Cabe preguntarse si el proceso de endurecimiento de las penas en el que nos hallamos inmersos, y del que la cadena perpetua revisable no es sino un eslabón más, tiene alguna justificación. Porque resulta muy sorprendente que, en la época de mayor libertad que hemos vivido nunca, el camino de humanización, y por lo tanto, de suavización de las penas, lo hayamos abandonado y caminemos justo al revés de cómo lo hicieron los regímenes liberales. Pues, si en el Código Penal de 1870 se mantuvo la cadena perpetua, haciéndola, eso sí, revisable, fue porque se llevó a cabo una drástica reducción de la pena de muerte que prodigaba el Código de 1850; y, finalmente, el Código de 1932 acabó hasta con el nombre de las penas perpetuas. Ahora, en cambio, hemos elevado hasta los 40 años el máximo de cumplimiento de la pena privativa de libertad (lo que prácticamente constituye ya una pena perpetua) y, además, proponemos volver a introducirla en el Código Penal, como si 140 años de historia hubieran transcurrido en vano.
Porque lo cierto es que nada, excepto, tal vez un efímero rédito electoral, parece justificar ese proceso, al que los sentimientos y deseos de las víctimas sirven de coartada. Pedir a las víctimas un discurso razonable es pedir lo que puede resultar imposible para ellas. Pero, la pena es del Estado. Es más el nacimiento del Estado se haya ligado estrechamente al nacimiento de la pena pública, esto es, a la sustitución de la venganza privada por un sistema racional de castigos. Y esa racionalidad puede, no solo pedirse, sino exigirse a los políticos. Para ellos es un deber que olvidan fácilmente, porque es más cómodo traducir en normas lo que se grita en la calle, sea justo o injusto, que intentar que la opinión pública discurra dentro del marco de la racionalidad.
Estamos entre los países europeos con un índice de delincuencia más bajo y, pese a no contar con la reclusión perpetua, tenemos el número de presos porcentualmente más alto de Europa. Creo que esos datos evidencian que sacrificamos la libertad bastante más allá de lo que resultaría admisible si los derechos liberales se tomasen verdaderamente en serio; y lo que parece increíble es que aún se pretenda un sacrificio mayor. Sin ninguna contrapartida, porque, como sabemos de sobra, porque la experiencia nos lo ha enseñado, los problemas que la delincuencia plantea no se resuelven, ni se atenúan, con la mayor dureza de las penas, por lo que parece mucho más razonable afrontarlos de otro modo, a saber, con medidas alternativas, con refuerzos policiales, con reinserción, con asistencia social, etc., etc.
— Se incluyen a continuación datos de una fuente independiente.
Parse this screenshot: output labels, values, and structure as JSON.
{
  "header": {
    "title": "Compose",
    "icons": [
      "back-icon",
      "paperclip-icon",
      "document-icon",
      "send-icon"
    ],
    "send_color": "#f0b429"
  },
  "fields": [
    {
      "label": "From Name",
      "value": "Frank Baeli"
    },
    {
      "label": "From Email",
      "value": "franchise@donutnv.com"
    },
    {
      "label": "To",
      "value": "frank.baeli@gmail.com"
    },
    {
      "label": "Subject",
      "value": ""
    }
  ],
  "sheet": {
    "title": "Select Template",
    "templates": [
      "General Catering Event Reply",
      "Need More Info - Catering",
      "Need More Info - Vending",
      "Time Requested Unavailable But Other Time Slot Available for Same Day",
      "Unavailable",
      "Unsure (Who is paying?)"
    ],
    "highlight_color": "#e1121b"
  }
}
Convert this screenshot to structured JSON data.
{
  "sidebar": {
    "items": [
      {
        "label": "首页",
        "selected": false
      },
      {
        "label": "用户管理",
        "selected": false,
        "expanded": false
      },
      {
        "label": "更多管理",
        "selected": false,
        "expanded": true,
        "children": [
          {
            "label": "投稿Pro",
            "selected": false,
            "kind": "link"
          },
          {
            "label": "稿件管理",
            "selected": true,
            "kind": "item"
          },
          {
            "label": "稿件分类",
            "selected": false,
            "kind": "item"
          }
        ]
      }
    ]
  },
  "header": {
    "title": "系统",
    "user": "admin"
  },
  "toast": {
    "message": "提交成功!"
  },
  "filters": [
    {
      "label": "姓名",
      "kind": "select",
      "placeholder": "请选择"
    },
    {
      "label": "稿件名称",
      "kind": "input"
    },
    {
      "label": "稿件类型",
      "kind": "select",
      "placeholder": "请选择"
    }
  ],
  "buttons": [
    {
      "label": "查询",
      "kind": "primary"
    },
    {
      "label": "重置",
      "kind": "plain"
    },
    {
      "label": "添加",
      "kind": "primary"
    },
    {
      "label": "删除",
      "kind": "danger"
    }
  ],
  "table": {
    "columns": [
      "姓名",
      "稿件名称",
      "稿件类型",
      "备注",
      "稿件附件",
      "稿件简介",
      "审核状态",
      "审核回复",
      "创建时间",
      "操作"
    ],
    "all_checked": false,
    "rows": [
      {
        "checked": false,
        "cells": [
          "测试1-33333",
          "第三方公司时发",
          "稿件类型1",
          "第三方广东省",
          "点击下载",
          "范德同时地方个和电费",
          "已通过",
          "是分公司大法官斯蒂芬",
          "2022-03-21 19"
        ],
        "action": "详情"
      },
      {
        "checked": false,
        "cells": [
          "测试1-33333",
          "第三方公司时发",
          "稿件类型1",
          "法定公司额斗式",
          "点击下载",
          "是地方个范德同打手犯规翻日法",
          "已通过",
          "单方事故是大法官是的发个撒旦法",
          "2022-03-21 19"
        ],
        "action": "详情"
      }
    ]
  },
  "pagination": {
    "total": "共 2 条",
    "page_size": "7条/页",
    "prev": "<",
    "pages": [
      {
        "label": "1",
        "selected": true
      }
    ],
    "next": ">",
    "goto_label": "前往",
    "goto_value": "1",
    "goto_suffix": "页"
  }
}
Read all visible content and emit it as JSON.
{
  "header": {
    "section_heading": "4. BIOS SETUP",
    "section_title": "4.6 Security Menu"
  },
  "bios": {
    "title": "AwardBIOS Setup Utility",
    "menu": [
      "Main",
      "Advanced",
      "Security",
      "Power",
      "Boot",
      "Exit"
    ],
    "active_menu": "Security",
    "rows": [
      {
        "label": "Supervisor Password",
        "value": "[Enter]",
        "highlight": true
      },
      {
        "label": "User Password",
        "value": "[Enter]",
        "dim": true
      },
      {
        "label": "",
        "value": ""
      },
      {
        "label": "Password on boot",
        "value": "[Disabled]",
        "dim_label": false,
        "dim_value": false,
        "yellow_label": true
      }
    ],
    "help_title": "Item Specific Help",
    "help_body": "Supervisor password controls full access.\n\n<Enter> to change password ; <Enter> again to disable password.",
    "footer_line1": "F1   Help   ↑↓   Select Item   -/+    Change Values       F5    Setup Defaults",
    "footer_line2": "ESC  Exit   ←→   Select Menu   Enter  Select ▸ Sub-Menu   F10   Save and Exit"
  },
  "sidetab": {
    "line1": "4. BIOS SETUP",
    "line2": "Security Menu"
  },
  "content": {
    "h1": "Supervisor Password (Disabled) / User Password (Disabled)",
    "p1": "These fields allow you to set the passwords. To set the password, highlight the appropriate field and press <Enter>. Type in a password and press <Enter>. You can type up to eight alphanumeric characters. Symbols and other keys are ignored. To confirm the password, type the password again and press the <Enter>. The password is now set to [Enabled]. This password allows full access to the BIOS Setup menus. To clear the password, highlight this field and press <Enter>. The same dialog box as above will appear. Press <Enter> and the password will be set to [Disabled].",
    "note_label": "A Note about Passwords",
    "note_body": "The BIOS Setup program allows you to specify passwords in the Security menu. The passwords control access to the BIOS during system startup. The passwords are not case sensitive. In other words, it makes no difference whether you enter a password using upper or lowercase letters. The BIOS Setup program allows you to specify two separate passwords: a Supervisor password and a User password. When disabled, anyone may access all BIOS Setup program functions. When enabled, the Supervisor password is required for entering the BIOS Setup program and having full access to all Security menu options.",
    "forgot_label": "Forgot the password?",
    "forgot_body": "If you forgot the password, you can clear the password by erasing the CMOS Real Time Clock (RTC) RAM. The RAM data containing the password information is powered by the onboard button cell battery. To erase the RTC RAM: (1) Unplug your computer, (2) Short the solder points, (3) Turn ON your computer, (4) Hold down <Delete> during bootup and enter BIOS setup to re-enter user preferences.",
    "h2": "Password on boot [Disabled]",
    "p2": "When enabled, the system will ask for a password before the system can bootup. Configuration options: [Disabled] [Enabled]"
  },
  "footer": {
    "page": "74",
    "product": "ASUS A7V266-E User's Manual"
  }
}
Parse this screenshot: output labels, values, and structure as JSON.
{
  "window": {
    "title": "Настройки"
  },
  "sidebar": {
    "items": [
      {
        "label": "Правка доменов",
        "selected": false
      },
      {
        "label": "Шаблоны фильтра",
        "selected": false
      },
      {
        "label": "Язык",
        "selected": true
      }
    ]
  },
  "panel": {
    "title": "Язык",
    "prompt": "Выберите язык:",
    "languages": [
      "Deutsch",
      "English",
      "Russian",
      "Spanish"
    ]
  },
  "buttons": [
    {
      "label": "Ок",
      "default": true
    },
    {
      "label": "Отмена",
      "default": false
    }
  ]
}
4. El silencio. Si cuanto se ha dicho tiene algún sentido, la opinión de la vocal portavoz no es ni una falsedad ni un error, sino una llamada a la reflexión que tanto el señor Trillo como el resto del Parlamento harían bien en atender. Imponerle silencio es negar la realidad y someter a censura la opinión disidente.
Tomás S. Vives Antón es catedrático de Derecho Penal de la Universidad de Valencia y vicepresidente emérito del Tribunal Constitucional.